Radiation fog blankets Victorian Alps as arch-shaped cloud forms over Port Phillip Bay

NASA's Terra satellite has captured striking imagery of atmospheric conditions across eastern Victoria, revealing a landscape divided by two distinct weather features. In the Victorian Alps, thick valley fog has blanketed several national parks, while simultaneously, an arch-shaped cloud has drifted across Port Phillip Bay. This event occurred during May, a period marking autumn in the Southern Hemisphere and traditionally known as fog season in the alpine regions.

The formation of the radiation fog in the mountains is a result of specific atmospheric conditions that allow cold air to sink and accumulate in shaded valleys. As nights lengthen during the autumn season, the atmosphere has sufficient time to cool and approach the dew point, causing water vapour to condense. Because cold air is denser than warm air, it drains into these low-lying areas where it remains trapped longer than in open terrain. This tendency for the fog to linger is amplified by the presence of local rivers, streams, and lakes, which provide a steady supply of water vapour to sustain the low-lying cloud.

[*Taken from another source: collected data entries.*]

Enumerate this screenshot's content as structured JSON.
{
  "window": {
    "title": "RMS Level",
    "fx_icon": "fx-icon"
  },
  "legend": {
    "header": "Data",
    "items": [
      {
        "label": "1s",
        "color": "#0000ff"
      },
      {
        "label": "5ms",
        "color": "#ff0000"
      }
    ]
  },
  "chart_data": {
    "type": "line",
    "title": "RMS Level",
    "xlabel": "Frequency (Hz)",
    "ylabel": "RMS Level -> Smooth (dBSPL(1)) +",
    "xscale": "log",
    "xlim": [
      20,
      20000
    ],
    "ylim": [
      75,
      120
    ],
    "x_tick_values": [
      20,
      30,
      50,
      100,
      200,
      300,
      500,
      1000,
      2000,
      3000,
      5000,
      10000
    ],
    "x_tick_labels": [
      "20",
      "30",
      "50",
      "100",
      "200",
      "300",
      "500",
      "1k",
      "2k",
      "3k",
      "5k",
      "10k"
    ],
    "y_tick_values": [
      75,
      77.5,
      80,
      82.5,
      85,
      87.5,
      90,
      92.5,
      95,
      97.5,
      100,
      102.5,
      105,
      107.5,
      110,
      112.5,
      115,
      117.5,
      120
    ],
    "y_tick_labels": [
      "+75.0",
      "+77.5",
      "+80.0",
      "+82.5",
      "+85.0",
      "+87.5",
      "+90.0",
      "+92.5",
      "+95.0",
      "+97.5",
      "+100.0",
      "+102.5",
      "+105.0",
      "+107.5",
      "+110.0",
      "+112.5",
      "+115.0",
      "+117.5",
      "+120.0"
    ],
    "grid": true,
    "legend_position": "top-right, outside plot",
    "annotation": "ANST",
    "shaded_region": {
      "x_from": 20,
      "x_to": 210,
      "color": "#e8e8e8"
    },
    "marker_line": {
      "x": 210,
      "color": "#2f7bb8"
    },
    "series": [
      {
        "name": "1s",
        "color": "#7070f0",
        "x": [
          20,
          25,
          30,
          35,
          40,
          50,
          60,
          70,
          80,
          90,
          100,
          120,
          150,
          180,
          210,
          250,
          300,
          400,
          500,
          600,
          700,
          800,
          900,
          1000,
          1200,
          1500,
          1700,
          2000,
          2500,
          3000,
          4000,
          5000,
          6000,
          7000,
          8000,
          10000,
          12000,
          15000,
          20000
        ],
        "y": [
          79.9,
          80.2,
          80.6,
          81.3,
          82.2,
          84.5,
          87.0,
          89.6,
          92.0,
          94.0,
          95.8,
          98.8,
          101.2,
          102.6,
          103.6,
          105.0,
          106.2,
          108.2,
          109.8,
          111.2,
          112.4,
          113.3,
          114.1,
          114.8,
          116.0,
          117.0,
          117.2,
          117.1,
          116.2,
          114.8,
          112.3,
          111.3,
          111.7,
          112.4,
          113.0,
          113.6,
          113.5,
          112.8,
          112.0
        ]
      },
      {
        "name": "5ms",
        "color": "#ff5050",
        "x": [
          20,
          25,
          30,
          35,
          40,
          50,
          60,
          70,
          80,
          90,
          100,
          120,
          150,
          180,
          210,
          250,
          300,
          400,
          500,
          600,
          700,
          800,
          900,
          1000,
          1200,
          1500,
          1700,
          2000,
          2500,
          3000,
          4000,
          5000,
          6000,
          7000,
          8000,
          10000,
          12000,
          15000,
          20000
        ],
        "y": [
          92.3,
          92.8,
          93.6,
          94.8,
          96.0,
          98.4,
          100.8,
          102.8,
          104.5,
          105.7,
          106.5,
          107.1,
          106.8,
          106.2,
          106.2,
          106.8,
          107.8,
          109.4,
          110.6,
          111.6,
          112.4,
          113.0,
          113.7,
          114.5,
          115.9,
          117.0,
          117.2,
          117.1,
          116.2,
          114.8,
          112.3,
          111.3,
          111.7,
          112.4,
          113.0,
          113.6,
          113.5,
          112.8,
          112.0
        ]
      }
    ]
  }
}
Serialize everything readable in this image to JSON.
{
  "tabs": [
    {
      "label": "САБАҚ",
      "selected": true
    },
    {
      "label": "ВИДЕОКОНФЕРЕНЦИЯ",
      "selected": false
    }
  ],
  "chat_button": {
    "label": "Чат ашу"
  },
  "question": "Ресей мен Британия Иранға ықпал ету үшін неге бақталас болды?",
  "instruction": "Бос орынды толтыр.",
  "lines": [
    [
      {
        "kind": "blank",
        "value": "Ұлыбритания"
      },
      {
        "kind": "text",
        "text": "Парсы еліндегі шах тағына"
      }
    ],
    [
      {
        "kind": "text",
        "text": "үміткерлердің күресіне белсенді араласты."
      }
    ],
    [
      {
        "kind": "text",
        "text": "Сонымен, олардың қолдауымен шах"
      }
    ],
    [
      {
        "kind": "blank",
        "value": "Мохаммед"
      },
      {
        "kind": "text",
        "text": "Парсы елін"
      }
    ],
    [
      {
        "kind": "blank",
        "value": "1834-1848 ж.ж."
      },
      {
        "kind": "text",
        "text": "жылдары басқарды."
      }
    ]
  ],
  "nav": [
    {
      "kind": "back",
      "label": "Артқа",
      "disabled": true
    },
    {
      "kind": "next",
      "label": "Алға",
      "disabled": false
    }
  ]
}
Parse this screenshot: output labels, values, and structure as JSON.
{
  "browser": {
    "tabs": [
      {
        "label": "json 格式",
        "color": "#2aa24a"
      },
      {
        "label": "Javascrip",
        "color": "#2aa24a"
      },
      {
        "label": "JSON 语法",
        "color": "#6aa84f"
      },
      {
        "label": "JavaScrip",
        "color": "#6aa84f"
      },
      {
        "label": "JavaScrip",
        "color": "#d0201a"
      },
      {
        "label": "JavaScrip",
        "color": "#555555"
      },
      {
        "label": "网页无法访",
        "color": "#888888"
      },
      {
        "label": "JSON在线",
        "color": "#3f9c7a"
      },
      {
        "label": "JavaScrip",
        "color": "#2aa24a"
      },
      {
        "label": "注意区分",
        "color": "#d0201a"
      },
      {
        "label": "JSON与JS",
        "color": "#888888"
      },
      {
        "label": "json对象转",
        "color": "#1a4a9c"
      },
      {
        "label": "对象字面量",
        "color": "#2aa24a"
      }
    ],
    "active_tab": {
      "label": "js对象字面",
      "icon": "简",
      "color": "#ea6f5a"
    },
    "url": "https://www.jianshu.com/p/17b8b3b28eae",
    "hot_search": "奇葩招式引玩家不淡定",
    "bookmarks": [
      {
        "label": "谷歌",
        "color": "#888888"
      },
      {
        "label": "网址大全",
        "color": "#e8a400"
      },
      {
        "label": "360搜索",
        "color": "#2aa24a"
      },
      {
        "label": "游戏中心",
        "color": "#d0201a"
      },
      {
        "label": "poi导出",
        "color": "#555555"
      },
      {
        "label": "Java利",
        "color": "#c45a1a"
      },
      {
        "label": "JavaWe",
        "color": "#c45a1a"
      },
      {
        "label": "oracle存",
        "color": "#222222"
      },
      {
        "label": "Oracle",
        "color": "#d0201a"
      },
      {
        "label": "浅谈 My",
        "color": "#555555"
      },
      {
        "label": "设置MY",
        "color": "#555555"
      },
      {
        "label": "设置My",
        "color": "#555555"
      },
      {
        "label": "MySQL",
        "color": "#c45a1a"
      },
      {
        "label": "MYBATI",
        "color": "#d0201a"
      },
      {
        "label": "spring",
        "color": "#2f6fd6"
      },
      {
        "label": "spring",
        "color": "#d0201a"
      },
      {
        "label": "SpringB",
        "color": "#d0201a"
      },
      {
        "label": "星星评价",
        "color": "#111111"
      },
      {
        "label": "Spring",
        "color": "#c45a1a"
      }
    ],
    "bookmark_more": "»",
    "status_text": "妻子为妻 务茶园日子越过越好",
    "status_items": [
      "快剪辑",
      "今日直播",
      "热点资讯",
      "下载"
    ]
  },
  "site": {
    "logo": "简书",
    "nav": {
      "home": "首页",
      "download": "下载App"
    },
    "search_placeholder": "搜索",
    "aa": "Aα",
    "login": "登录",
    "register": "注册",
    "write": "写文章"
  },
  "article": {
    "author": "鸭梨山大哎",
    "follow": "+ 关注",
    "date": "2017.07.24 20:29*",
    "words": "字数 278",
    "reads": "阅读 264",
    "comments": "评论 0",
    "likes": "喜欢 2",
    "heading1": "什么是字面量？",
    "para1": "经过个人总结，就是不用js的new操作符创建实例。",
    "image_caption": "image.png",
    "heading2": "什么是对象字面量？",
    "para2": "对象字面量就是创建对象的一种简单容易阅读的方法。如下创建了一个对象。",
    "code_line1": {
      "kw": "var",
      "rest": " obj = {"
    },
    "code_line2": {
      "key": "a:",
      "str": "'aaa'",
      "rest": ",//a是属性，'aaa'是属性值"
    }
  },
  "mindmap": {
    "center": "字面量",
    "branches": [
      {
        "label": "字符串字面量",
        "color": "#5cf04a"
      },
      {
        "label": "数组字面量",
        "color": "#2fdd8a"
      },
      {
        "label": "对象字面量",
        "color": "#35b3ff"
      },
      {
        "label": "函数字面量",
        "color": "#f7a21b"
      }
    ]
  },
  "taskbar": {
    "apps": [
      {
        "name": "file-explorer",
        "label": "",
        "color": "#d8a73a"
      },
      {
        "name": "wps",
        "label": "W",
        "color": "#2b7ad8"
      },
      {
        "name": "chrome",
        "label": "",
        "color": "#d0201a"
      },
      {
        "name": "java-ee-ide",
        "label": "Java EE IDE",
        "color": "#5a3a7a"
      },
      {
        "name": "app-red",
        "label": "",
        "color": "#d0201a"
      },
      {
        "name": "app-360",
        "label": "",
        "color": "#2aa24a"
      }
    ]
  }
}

Geostationary satellite imagery indicates that the fog persisted for approximately two hours before dissipating. The phenomenon was particularly evident along several major water bodies, including the Mitta Mitta River, Buffalo River, Livingston Creek, Lake Dartmouth, and the Snowy River. These zones of fog formed where the cold, dense air settled over the water surfaces, creating a dense layer that obscured the valleys beneath.

While the alpine regions experienced mist, a different meteorological process was occurring a few hundred kilometres to the southwest over Port Phillip Bay. At approximately 8:19 a.m. local time, the Terra satellite recorded an arch-shaped cloud stretching from St Leonards on the western shore to Mount Eliza on the eastern side. This feature likely developed from the interaction of converging land and sea breezes with the unique horseshoe-shaped terrain that defines the bay.

The weather patterns leading to these formations were driven by a sequence of recent atmospheric shifts. A blast of cold, moist air initially primed the region by moistening the land surfaces. This was followed by the arrival of a slow-moving high-pressure system that brought calmer and warmer conditions, creating an environment conducive to both the formation of radiation fog in the valleys and the development of the arch-shaped cloud over the bay.

The imagery, captured by the Terra satellite using MODIS data, highlights the diverse cloud formations that can occur within a single day across Australia. The story, produced by the NASA Earth Observatory, underscores the importance of satellite observation in monitoring and understanding the complex interactions between terrain, temperature, and moisture that shape the Australian landscape.